Here's what you need to know about what causes an avalanche and how to survive a snowstorm.

What causes an avalanche?

An avalanche is a sudden downhill movement of snow and  can be caused by a number of factors.

These include heavy snowfall, steep slopes – which help increase the speed of movement – and vibrations, such as an earthquake or loud noises.

Deforestation can also make the slope less stable and the layering of snow – such as where fresh snow falls on snow which has already turned into ice – can cause an avalanche if it starts to slide.

An avalanche is able to obstruct anything in its path, resulting in roads and railways being blocked, power supplies being cut off, buildings being destroyed and can result in deaths.

If you get caught in an avalanche, it's advised that you "swim" towards the top of the snow to avoid being trapped under debris and attempt to keep one hand above your heard so rescuers can spot you.

If you are trapped under snow, move your face to open a space in front of you and start spitting – according to Mental Floss, the pocket will give you room to breathe and you'll be able to note which direction the spit goes, so you'll know to dig your way out in the opposite direction.

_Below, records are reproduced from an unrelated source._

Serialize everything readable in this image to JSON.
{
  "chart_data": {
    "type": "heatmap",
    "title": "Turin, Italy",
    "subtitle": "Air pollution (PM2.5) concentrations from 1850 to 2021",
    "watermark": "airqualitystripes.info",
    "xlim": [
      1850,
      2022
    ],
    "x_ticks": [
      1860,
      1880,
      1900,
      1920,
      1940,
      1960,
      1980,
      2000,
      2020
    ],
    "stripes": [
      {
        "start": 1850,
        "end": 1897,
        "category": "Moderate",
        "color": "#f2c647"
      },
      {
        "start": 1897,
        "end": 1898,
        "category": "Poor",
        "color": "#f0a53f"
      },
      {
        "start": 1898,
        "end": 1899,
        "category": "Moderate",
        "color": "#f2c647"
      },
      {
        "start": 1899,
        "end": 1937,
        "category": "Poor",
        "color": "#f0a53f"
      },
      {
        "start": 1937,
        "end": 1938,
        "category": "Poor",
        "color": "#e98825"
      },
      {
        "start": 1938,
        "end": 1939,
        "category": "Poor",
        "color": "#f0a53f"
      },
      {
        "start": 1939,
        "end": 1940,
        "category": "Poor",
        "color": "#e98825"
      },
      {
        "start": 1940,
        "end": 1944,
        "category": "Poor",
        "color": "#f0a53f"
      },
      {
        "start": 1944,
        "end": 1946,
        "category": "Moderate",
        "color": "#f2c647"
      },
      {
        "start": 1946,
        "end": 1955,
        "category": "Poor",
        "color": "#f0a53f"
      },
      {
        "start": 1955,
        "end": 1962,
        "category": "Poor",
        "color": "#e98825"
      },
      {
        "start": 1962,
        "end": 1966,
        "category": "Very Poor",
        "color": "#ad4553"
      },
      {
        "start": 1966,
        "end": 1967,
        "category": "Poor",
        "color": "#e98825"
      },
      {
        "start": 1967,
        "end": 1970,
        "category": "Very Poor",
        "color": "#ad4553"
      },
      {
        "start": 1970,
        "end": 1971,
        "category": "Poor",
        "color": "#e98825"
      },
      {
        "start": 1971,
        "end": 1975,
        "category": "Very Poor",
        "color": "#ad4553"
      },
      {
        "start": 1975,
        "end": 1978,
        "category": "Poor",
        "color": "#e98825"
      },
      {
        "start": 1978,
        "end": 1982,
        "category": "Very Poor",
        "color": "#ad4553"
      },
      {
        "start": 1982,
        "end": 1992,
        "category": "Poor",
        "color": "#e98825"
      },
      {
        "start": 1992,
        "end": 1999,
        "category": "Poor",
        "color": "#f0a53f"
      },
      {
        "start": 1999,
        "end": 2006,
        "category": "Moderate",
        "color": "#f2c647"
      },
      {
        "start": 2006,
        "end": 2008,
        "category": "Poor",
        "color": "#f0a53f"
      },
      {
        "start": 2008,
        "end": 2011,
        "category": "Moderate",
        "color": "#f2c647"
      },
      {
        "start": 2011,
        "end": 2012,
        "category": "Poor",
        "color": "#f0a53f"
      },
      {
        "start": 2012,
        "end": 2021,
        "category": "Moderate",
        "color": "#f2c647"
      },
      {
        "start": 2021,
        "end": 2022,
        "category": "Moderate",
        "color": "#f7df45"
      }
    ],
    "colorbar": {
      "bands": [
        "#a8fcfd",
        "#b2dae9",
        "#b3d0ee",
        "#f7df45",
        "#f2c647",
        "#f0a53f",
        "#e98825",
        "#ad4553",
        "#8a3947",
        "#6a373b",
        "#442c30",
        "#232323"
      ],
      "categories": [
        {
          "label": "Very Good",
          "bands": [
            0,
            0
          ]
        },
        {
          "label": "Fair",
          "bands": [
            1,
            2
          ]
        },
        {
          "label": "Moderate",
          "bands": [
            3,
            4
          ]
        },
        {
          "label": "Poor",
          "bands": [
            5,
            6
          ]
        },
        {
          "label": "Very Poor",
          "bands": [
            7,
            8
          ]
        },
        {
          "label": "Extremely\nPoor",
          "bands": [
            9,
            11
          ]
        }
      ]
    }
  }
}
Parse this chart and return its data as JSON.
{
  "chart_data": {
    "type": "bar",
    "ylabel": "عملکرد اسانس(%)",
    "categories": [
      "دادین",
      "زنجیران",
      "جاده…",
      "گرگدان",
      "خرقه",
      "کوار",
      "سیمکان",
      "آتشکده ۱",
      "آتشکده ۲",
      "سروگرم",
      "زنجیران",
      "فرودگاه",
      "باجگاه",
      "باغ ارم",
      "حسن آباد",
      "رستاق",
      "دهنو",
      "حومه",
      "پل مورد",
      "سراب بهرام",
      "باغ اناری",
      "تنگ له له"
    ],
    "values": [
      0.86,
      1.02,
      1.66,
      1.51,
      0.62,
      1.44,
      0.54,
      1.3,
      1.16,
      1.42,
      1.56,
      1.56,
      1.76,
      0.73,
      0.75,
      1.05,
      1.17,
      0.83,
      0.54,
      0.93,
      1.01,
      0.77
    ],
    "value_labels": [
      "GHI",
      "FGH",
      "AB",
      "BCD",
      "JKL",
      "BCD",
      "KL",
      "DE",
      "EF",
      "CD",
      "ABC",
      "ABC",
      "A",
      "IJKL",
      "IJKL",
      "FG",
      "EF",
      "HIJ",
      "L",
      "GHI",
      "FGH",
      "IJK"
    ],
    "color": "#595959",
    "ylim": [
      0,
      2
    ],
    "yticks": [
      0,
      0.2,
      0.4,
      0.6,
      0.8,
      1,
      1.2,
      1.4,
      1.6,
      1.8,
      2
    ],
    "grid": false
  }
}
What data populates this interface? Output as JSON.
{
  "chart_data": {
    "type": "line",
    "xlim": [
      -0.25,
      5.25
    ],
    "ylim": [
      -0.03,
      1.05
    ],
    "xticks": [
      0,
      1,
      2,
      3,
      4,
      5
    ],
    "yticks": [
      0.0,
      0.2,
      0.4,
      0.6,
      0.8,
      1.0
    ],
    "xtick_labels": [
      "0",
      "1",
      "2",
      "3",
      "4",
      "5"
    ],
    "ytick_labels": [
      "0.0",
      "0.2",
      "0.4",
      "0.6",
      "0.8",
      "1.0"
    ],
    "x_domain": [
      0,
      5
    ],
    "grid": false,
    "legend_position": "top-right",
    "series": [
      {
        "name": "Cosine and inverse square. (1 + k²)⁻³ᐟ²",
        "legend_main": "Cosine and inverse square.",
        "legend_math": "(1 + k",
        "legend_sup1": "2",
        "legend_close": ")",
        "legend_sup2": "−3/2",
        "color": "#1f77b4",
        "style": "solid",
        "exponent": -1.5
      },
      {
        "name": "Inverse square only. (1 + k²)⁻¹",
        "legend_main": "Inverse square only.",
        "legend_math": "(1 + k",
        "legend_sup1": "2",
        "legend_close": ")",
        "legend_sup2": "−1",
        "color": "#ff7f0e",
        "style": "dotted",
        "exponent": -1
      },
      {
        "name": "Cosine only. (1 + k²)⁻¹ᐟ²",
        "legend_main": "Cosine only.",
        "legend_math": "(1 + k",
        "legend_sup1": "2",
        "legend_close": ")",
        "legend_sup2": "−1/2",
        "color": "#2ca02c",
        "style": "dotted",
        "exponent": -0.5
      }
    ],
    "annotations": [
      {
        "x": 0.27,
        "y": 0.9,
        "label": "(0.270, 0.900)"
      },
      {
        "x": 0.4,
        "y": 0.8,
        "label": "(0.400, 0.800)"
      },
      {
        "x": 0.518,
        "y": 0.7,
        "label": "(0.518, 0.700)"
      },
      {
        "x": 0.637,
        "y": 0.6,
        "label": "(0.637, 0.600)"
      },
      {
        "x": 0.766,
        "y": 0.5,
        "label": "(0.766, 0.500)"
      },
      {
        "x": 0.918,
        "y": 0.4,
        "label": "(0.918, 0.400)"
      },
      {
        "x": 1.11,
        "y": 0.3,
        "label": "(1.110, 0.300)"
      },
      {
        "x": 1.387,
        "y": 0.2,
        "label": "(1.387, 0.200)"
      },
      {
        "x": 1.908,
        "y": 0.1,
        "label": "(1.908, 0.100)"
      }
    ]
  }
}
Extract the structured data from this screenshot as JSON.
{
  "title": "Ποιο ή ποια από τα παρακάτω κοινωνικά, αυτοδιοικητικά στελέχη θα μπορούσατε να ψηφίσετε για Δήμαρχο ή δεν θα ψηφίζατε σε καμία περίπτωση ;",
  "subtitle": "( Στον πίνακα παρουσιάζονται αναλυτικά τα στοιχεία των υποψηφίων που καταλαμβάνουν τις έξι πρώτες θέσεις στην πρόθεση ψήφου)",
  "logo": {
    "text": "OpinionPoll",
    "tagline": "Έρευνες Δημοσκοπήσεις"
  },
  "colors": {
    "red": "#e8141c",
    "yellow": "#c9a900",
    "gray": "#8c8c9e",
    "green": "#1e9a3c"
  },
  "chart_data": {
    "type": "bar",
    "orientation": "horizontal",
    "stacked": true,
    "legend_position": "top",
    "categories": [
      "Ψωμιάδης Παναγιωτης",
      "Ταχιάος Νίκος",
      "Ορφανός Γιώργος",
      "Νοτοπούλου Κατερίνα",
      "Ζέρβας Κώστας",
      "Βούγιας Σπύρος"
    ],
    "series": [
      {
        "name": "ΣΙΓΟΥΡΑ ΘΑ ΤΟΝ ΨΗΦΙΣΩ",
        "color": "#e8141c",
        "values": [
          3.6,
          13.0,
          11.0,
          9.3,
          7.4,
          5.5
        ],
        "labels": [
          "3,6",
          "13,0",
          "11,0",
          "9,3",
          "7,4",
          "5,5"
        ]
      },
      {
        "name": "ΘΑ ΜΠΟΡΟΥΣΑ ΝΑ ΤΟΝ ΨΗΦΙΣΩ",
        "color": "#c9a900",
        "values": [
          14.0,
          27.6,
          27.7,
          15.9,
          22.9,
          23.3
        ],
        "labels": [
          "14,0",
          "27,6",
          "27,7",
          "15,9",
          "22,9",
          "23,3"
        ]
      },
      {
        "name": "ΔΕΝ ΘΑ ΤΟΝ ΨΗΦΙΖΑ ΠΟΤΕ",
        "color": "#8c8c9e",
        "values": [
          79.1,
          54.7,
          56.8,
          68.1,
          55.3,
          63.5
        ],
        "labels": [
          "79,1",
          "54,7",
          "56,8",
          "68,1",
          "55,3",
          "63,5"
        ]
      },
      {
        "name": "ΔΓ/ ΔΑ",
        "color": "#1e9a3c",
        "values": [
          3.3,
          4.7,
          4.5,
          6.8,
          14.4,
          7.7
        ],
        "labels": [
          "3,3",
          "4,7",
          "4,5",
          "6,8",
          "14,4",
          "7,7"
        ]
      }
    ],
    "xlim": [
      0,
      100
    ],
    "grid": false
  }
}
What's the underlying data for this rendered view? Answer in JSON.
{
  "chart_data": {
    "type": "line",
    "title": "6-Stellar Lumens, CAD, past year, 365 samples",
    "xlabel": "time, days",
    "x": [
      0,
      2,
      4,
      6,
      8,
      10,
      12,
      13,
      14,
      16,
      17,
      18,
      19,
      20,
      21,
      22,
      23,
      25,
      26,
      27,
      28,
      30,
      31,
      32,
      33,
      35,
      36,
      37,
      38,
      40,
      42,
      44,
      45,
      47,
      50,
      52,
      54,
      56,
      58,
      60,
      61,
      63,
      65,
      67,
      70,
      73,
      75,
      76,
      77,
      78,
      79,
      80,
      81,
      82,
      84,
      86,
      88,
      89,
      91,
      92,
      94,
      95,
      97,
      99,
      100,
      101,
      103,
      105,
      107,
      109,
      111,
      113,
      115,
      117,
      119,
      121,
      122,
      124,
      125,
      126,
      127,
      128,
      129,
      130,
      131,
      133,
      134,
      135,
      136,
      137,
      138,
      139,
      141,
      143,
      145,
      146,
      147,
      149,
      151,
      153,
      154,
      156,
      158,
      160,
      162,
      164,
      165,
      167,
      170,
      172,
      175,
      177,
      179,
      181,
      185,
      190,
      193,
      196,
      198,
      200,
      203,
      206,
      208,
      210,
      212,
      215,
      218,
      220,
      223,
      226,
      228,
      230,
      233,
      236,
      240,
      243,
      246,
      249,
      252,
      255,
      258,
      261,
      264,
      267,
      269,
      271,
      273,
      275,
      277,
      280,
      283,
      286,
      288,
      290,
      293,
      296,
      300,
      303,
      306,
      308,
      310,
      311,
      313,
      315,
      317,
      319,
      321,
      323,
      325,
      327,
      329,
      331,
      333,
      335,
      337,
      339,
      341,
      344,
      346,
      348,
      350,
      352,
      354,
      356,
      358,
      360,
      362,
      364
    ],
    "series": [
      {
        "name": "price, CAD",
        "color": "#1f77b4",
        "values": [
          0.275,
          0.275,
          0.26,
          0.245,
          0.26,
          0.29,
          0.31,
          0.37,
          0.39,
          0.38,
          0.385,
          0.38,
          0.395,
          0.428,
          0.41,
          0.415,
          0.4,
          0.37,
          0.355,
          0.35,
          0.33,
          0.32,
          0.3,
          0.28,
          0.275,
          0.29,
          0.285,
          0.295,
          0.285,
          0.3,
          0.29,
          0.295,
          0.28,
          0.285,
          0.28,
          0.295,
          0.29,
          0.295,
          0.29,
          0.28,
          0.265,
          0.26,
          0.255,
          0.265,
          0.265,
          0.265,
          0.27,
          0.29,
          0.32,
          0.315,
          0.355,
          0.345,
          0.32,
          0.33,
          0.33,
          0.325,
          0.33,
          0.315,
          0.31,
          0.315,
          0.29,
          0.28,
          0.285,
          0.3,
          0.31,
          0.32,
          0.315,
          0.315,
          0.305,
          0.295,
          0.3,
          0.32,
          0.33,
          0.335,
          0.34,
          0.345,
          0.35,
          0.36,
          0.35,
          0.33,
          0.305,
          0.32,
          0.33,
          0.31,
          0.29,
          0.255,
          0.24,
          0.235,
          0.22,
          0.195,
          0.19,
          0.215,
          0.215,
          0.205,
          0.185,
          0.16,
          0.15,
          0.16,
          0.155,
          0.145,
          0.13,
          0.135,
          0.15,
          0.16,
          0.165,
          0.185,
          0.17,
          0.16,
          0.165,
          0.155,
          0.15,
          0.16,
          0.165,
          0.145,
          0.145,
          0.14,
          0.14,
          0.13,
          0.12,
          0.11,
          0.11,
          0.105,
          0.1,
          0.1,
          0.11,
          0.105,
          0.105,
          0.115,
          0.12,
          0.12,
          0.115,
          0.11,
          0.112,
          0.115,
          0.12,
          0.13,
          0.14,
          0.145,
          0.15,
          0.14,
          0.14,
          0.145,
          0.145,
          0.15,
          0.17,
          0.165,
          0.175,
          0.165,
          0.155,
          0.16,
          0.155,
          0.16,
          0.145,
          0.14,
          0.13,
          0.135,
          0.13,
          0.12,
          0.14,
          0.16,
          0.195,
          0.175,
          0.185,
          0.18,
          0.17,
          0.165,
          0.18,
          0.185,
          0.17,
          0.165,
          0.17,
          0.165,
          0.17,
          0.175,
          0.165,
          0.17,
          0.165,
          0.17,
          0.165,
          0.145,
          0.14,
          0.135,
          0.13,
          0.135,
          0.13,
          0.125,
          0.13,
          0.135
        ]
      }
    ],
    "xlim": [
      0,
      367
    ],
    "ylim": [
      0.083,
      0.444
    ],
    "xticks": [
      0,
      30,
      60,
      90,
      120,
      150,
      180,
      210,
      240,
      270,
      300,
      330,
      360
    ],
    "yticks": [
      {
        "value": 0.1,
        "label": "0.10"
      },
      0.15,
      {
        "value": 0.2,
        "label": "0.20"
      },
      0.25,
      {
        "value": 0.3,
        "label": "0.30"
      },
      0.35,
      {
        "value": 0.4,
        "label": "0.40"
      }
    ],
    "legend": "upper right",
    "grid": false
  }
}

How do you survive a snowstorm?

A snowstorm is described as being a "violent winter storm, combining below freezing temperatures, strong winds and blowing snow which reduces visibility", and lasts longer than three hours.

If you are at home and the storm is about to hit, you should watch the local news and stay up to date with tracking the storm.

You should also stock up on supplies such as medication, food, water, fuel, toilet paper, ensure your first aid kit is stocked and you have extra blankets as well as candles, matches, torches, batteries and make sure your phone is charged.

However, while it's advised to remain indoors during a storm, if you are caught outside when a snowstorm hits, experts advise to stay warm and dry in your vehicle and do not send anyone to get help as venturing out in the snow increases the mortality rate.

If you're caught without a shelter, it's imperative to find something to stay safe through the storm.

Find a cave or an overhang and material to make a shelter while the storm passes.

It's important to stay hydrated – but do not eat the snow, melt it in a container over a fire and drink it as water.